Quanto a ministri, viceministri e cortigiani vari che polemizzano mentre le famiglie sono di nuovo allagate e le fabbriche chiuse, non è che puro, indegno sciacallaggio alimentato dalla speranza di raggranellare qualche pugno di voti nella prossima campagna elettorale. C’era da aspettarselo, ma devo ammettere che hanno superato anche le mie più nere aspettative sulla loro insensibilità umana e politica. Così come non mi aspetto che si possa ragionare sulla base di evidenze tecnologiche ed economiche sul ritorno al nucleare sostenuto dal governo Meloni. Eppure lo sanno anche i sassi che il nucleare ha costi elevatissimi che lo rendono praticabile solo se finanziato con risorse pubbliche (nessuna società privata si imbarcherebbe mai sul nucleare), ha tempi lunghissimi di realizzazione e comporta il “problemino” tuttora irrisolto delle scorie radioattive.

Tornando all’alluvione, è noto che come Verdi, al di là delle becere accuse lanciate agli ambientalisti, non ci siamo mai opposti alla realizzazione di opere per la messa in sicurezza idraulica del territorio. Io stessa come consigliera regionale di Europa Verde – AVS nell’Assemblea legislativa dell’Emilia-Romagna ho sollecitato la realizzazione di casse di espansione e la messa in opera di un piano di adattamento al cambiamento climatico. E siamo stati noi Verdi a chiedere alla Giunta regionale di riformare su scala di bacino idrografico le competenze della gestione dei corsi d’acqua oggi suddivise per province, col paradosso che le due sponde di un medesimo fiume o torrente possono ricadere su province diverse, impedendo un approccio coordinato. E sempre noi Verdi abbiamo chiesto di vietare di ricostruire nelle aree esondabili o allagate nel maggio 2023 per il principio di precauzione: se l’acqua era arrivata in quelle aree, poteva tornarci. Certo non ci aspettavamo una replica così rapida di un evento estremo di tali proporzioni che in passato aveva tempi di ritorno centenari.

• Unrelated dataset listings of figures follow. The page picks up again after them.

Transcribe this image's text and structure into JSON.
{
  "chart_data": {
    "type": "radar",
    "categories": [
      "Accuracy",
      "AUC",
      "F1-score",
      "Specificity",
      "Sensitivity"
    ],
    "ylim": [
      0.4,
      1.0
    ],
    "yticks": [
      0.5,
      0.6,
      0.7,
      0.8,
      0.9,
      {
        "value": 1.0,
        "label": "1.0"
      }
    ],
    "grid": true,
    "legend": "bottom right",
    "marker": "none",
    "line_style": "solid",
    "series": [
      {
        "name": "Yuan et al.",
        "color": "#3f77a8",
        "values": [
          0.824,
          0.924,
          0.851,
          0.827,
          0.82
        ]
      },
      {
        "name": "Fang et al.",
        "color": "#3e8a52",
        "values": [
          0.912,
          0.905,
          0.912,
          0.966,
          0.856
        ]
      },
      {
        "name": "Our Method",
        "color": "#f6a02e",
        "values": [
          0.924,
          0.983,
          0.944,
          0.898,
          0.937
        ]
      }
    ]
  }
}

Tutto spinge per la predisposizione di un piano, da finanziare con risorse statali adeguate, di adattamento al cambiamento climatico. È l’obiettivo alla base della mia proposta di legge regionale sul clima depositata nelle scorse settimane: se sarò rieletta, ripartirò da qui.
La pdl definisce la strategia e le azioni sia di mitigazione (riduzione delle emissioni climalteranti) sia di adattamento al cambiamento climatico per raggiungere la neutralità climatica dell’Emilia-Romagna entro il 2050 ed assicurare la resilienza dei territori e dei cittadini in risposta alle sfide del riscaldamento globale.

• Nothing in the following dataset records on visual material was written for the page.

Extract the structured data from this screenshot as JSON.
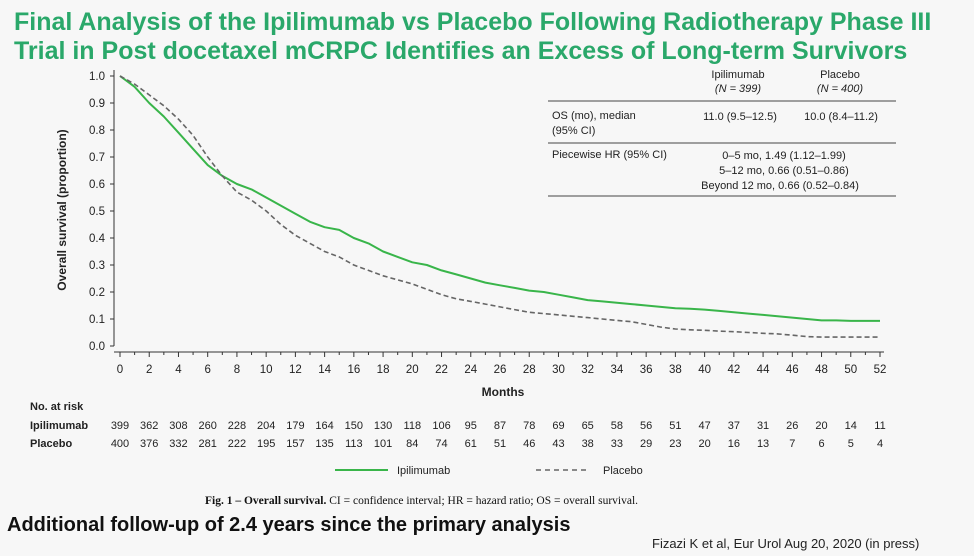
{
  "title": {
    "line1": "Final Analysis of the Ipilimumab vs Placebo Following Radiotherapy Phase III",
    "line2": "Trial in Post docetaxel mCRPC Identifies an Excess of Long-term Survivors",
    "color": "#2aa86a"
  },
  "chart_data": {
    "type": "line",
    "title": "",
    "xlabel": "Months",
    "ylabel": "Overall survival (proportion)",
    "xlim": [
      0,
      52
    ],
    "ylim": [
      0,
      1.0
    ],
    "x_ticks": [
      0,
      2,
      4,
      6,
      8,
      10,
      12,
      14,
      16,
      18,
      20,
      22,
      24,
      26,
      28,
      30,
      32,
      34,
      36,
      38,
      40,
      42,
      44,
      46,
      48,
      50,
      52
    ],
    "y_ticks": [
      "0.0",
      "0.1",
      "0.2",
      "0.3",
      "0.4",
      "0.5",
      "0.6",
      "0.7",
      "0.8",
      "0.9",
      "1.0"
    ],
    "grid": false,
    "legend_position": "bottom",
    "series": [
      {
        "name": "Ipilimumab",
        "color": "#39b54a",
        "style": "solid",
        "x": [
          0,
          1,
          2,
          3,
          4,
          5,
          6,
          7,
          8,
          9,
          10,
          11,
          12,
          13,
          14,
          15,
          16,
          17,
          18,
          19,
          20,
          21,
          22,
          23,
          24,
          25,
          26,
          27,
          28,
          29,
          30,
          31,
          32,
          33,
          34,
          35,
          36,
          37,
          38,
          39,
          40,
          41,
          42,
          43,
          44,
          45,
          46,
          47,
          48,
          49,
          50,
          51,
          52
        ],
        "y": [
          1.0,
          0.96,
          0.9,
          0.85,
          0.79,
          0.73,
          0.67,
          0.63,
          0.6,
          0.58,
          0.55,
          0.52,
          0.49,
          0.46,
          0.44,
          0.43,
          0.4,
          0.38,
          0.35,
          0.33,
          0.31,
          0.3,
          0.28,
          0.265,
          0.25,
          0.235,
          0.225,
          0.215,
          0.205,
          0.2,
          0.19,
          0.18,
          0.17,
          0.165,
          0.16,
          0.155,
          0.15,
          0.145,
          0.14,
          0.138,
          0.135,
          0.13,
          0.125,
          0.12,
          0.115,
          0.11,
          0.105,
          0.1,
          0.095,
          0.095,
          0.093,
          0.093,
          0.093
        ]
      },
      {
        "name": "Placebo",
        "color": "#666666",
        "style": "dashed",
        "x": [
          0,
          1,
          2,
          3,
          4,
          5,
          6,
          7,
          8,
          9,
          10,
          11,
          12,
          13,
          14,
          15,
          16,
          17,
          18,
          19,
          20,
          21,
          22,
          23,
          24,
          25,
          26,
          27,
          28,
          29,
          30,
          31,
          32,
          33,
          34,
          35,
          36,
          37,
          38,
          39,
          40,
          41,
          42,
          43,
          44,
          45,
          46,
          47,
          48,
          49,
          50,
          51,
          52
        ],
        "y": [
          1.0,
          0.97,
          0.93,
          0.89,
          0.84,
          0.78,
          0.7,
          0.63,
          0.57,
          0.54,
          0.5,
          0.45,
          0.41,
          0.38,
          0.35,
          0.33,
          0.3,
          0.28,
          0.26,
          0.245,
          0.23,
          0.21,
          0.19,
          0.175,
          0.165,
          0.155,
          0.145,
          0.135,
          0.125,
          0.12,
          0.115,
          0.11,
          0.105,
          0.1,
          0.095,
          0.09,
          0.08,
          0.07,
          0.063,
          0.06,
          0.058,
          0.055,
          0.053,
          0.05,
          0.047,
          0.045,
          0.04,
          0.035,
          0.033,
          0.033,
          0.033,
          0.033,
          0.033
        ]
      }
    ],
    "risk_table": {
      "header": "No. at risk",
      "rows": [
        {
          "label": "Ipilimumab",
          "values": [
            399,
            362,
            308,
            260,
            228,
            204,
            179,
            164,
            150,
            130,
            118,
            106,
            95,
            87,
            78,
            69,
            65,
            58,
            56,
            51,
            47,
            37,
            31,
            26,
            20,
            14,
            11
          ]
        },
        {
          "label": "Placebo",
          "values": [
            400,
            376,
            332,
            281,
            222,
            195,
            157,
            135,
            113,
            101,
            84,
            74,
            61,
            51,
            46,
            43,
            38,
            33,
            29,
            23,
            20,
            16,
            13,
            7,
            6,
            5,
            4
          ]
        }
      ]
    },
    "inset_table": {
      "col1_line1": "Ipilimumab",
      "col1_line2": "(N = 399)",
      "col2_line1": "Placebo",
      "col2_line2": "(N = 400)",
      "row1_label_line1": "OS (mo), median",
      "row1_label_line2": "(95% CI)",
      "row1_v1": "11.0 (9.5–12.5)",
      "row1_v2": "10.0 (8.4–11.2)",
      "row2_label": "Piecewise HR (95% CI)",
      "row2_line1": "0–5 mo, 1.49 (1.12–1.99)",
      "row2_line2": "5–12 mo, 0.66 (0.51–0.86)",
      "row2_line3": "Beyond 12 mo, 0.66 (0.52–0.84)"
    }
  },
  "caption": {
    "prefix": "Fig. 1 – Overall survival.",
    "text": " CI = confidence interval; HR = hazard ratio; OS = overall survival."
  },
  "footer_note": "Additional follow-up of 2.4 years since the primary analysis",
  "citation": "Fizazi K et al, Eur Urol  Aug 20, 2020 (in press)"
}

In Emilia-Romagna c’è tanto da fare: dagli ultimi dati disponibili 2021-2022, risulta che le emissioni medie pro capite/anno sono pari a 9,5 tonnellate, molto al di sopra della media italiana di 6,7 tonnellate e di quella europea di 7,3 tonnellate. La percentuale di copertura dei consumi finali di energia da fonti rinnovabili è di appena l’11,4%, inferiore al 23% di quella nazionale e al 19,1% a livello europeo. Anche nel campo dei consumi energetici ci sono ampi margini di miglioramento: in Emilia-Romagna sono pari a 2,8 tep (tonnellate equivalenti di petrolio) per abitante, ben oltre la media nazionale di 1,8 tep. L’industria regionale ha la più bassa percentuale di consumi elettrici, ferma al 30%, mentre l’elettrificazione dei consumi energetici associata alla diffusione delle rinnovabili è la chiave di volta del processo di decarbonizzazione.

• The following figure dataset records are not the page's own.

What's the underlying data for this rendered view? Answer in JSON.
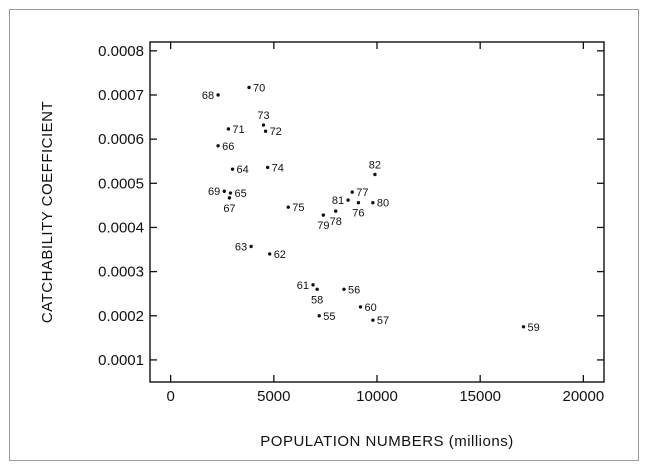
{
  "chart_data": {
    "type": "scatter",
    "xlabel": "POPULATION NUMBERS (millions)",
    "ylabel": "CATCHABILITY COEFFICIENT",
    "xlim": [
      -1000,
      21000
    ],
    "ylim": [
      5e-05,
      0.00082
    ],
    "xticks": [
      0,
      5000,
      10000,
      15000,
      20000
    ],
    "xtick_labels": [
      "0",
      "5000",
      "10000",
      "15000",
      "20000"
    ],
    "yticks": [
      0.0001,
      0.0002,
      0.0003,
      0.0004,
      0.0005,
      0.0006,
      0.0007,
      0.0008
    ],
    "ytick_labels": [
      "0.0001",
      "0.0002",
      "0.0003",
      "0.0004",
      "0.0005",
      "0.0006",
      "0.0007",
      "0.0008"
    ],
    "grid": false,
    "points": [
      {
        "label": "55",
        "x": 7200,
        "y": 0.0002,
        "label_pos": "right"
      },
      {
        "label": "56",
        "x": 8400,
        "y": 0.00026,
        "label_pos": "right"
      },
      {
        "label": "57",
        "x": 9800,
        "y": 0.00019,
        "label_pos": "right"
      },
      {
        "label": "58",
        "x": 7100,
        "y": 0.00026,
        "label_pos": "below"
      },
      {
        "label": "59",
        "x": 17100,
        "y": 0.000175,
        "label_pos": "right"
      },
      {
        "label": "60",
        "x": 9200,
        "y": 0.00022,
        "label_pos": "right"
      },
      {
        "label": "61",
        "x": 6900,
        "y": 0.00027,
        "label_pos": "left"
      },
      {
        "label": "62",
        "x": 4800,
        "y": 0.00034,
        "label_pos": "right"
      },
      {
        "label": "63",
        "x": 3900,
        "y": 0.000357,
        "label_pos": "left"
      },
      {
        "label": "64",
        "x": 3000,
        "y": 0.000532,
        "label_pos": "right"
      },
      {
        "label": "65",
        "x": 2900,
        "y": 0.000478,
        "label_pos": "right"
      },
      {
        "label": "66",
        "x": 2300,
        "y": 0.000585,
        "label_pos": "right"
      },
      {
        "label": "67",
        "x": 2850,
        "y": 0.000467,
        "label_pos": "below"
      },
      {
        "label": "68",
        "x": 2300,
        "y": 0.0007,
        "label_pos": "left"
      },
      {
        "label": "69",
        "x": 2600,
        "y": 0.000482,
        "label_pos": "left"
      },
      {
        "label": "70",
        "x": 3800,
        "y": 0.000717,
        "label_pos": "right"
      },
      {
        "label": "71",
        "x": 2800,
        "y": 0.000623,
        "label_pos": "right"
      },
      {
        "label": "72",
        "x": 4600,
        "y": 0.000618,
        "label_pos": "right"
      },
      {
        "label": "73",
        "x": 4500,
        "y": 0.000632,
        "label_pos": "above"
      },
      {
        "label": "74",
        "x": 4700,
        "y": 0.000536,
        "label_pos": "right"
      },
      {
        "label": "75",
        "x": 5700,
        "y": 0.000446,
        "label_pos": "right"
      },
      {
        "label": "76",
        "x": 9100,
        "y": 0.000456,
        "label_pos": "below"
      },
      {
        "label": "77",
        "x": 8800,
        "y": 0.00048,
        "label_pos": "right"
      },
      {
        "label": "78",
        "x": 8000,
        "y": 0.000437,
        "label_pos": "below"
      },
      {
        "label": "79",
        "x": 7400,
        "y": 0.000428,
        "label_pos": "below"
      },
      {
        "label": "80",
        "x": 9800,
        "y": 0.000456,
        "label_pos": "right"
      },
      {
        "label": "81",
        "x": 8600,
        "y": 0.000462,
        "label_pos": "left"
      },
      {
        "label": "82",
        "x": 9900,
        "y": 0.00052,
        "label_pos": "above"
      }
    ]
  }
}
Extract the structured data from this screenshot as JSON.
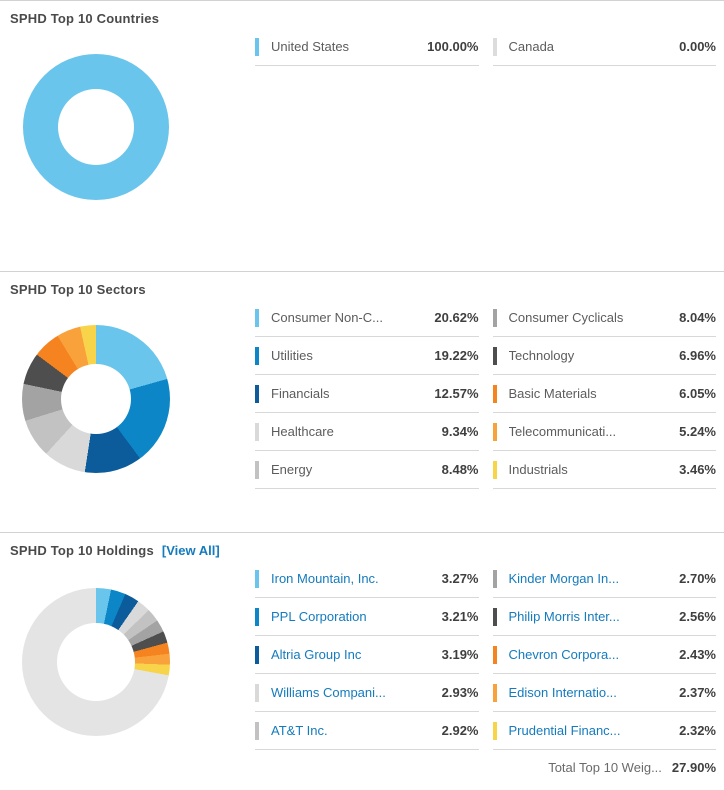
{
  "link_color": "#147bbd",
  "sections": [
    {
      "title": "SPHD Top 10 Countries"
    },
    {
      "title": "SPHD Top 10 Sectors"
    },
    {
      "title": "SPHD Top 10 Holdings",
      "view_all_label": "[View All]",
      "total_label": "Total Top 10 Weig...",
      "total_value": "27.90%"
    }
  ],
  "chart_data": [
    {
      "type": "pie",
      "subtype": "donut",
      "title": "SPHD Top 10 Countries",
      "legend_position": "right",
      "slices": [
        {
          "label": "United States",
          "value": 100.0,
          "display": "100.00%",
          "color": "#69c5eb"
        },
        {
          "label": "Canada",
          "value": 0.0,
          "display": "0.00%",
          "color": "#dcdcdc"
        }
      ]
    },
    {
      "type": "pie",
      "subtype": "donut",
      "title": "SPHD Top 10 Sectors",
      "legend_position": "right",
      "slices": [
        {
          "label": "Consumer Non-C...",
          "value": 20.62,
          "display": "20.62%",
          "color": "#69c5eb"
        },
        {
          "label": "Utilities",
          "value": 19.22,
          "display": "19.22%",
          "color": "#0c86c6"
        },
        {
          "label": "Financials",
          "value": 12.57,
          "display": "12.57%",
          "color": "#0c5c9c"
        },
        {
          "label": "Healthcare",
          "value": 9.34,
          "display": "9.34%",
          "color": "#d9d9d9"
        },
        {
          "label": "Energy",
          "value": 8.48,
          "display": "8.48%",
          "color": "#c2c2c2"
        },
        {
          "label": "Consumer Cyclicals",
          "value": 8.04,
          "display": "8.04%",
          "color": "#a3a3a3"
        },
        {
          "label": "Technology",
          "value": 6.96,
          "display": "6.96%",
          "color": "#4e4e4e"
        },
        {
          "label": "Basic Materials",
          "value": 6.05,
          "display": "6.05%",
          "color": "#f5831f"
        },
        {
          "label": "Telecommunicati...",
          "value": 5.24,
          "display": "5.24%",
          "color": "#f9a13b"
        },
        {
          "label": "Industrials",
          "value": 3.46,
          "display": "3.46%",
          "color": "#f8d44a"
        }
      ]
    },
    {
      "type": "pie",
      "subtype": "donut",
      "title": "SPHD Top 10 Holdings",
      "legend_position": "right",
      "slices": [
        {
          "label": "Iron Mountain, Inc.",
          "value": 3.27,
          "display": "3.27%",
          "color": "#69c5eb"
        },
        {
          "label": "PPL Corporation",
          "value": 3.21,
          "display": "3.21%",
          "color": "#0c86c6"
        },
        {
          "label": "Altria Group Inc",
          "value": 3.19,
          "display": "3.19%",
          "color": "#0c5c9c"
        },
        {
          "label": "Williams Compani...",
          "value": 2.93,
          "display": "2.93%",
          "color": "#d9d9d9"
        },
        {
          "label": "AT&T Inc.",
          "value": 2.92,
          "display": "2.92%",
          "color": "#c2c2c2"
        },
        {
          "label": "Kinder Morgan In...",
          "value": 2.7,
          "display": "2.70%",
          "color": "#a3a3a3"
        },
        {
          "label": "Philip Morris Inter...",
          "value": 2.56,
          "display": "2.56%",
          "color": "#4e4e4e"
        },
        {
          "label": "Chevron Corpora...",
          "value": 2.43,
          "display": "2.43%",
          "color": "#f5831f"
        },
        {
          "label": "Edison Internatio...",
          "value": 2.37,
          "display": "2.37%",
          "color": "#f9a13b"
        },
        {
          "label": "Prudential Financ...",
          "value": 2.32,
          "display": "2.32%",
          "color": "#f8d44a"
        },
        {
          "label": "Other",
          "value": 72.1,
          "display": "",
          "color": "#e4e4e4",
          "in_legend": false
        }
      ]
    }
  ]
}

La transizione energetica offre opportunità positive che vanno colte, mettendo d’accordo giustizia climatica e giustizia sociale, per non lasciare indietro nessuno e non farla pagare cara ai settori della popolazione più fragili. Ma è una strada dalla quale non si torna indietro, come ci ammoniscono le piogge torrenziali di questi giorni che hanno devastato anche le Marche. Il progetto di legge che ho depositato va in questa direzione, concretamente e senza sciacallaggi e ideologia. Si usino i 15 miliardi di euro destinati al Ponte sullo stretto di Messina per finanziare un piano nazionale contro il dissesto idrogeologico del Paese.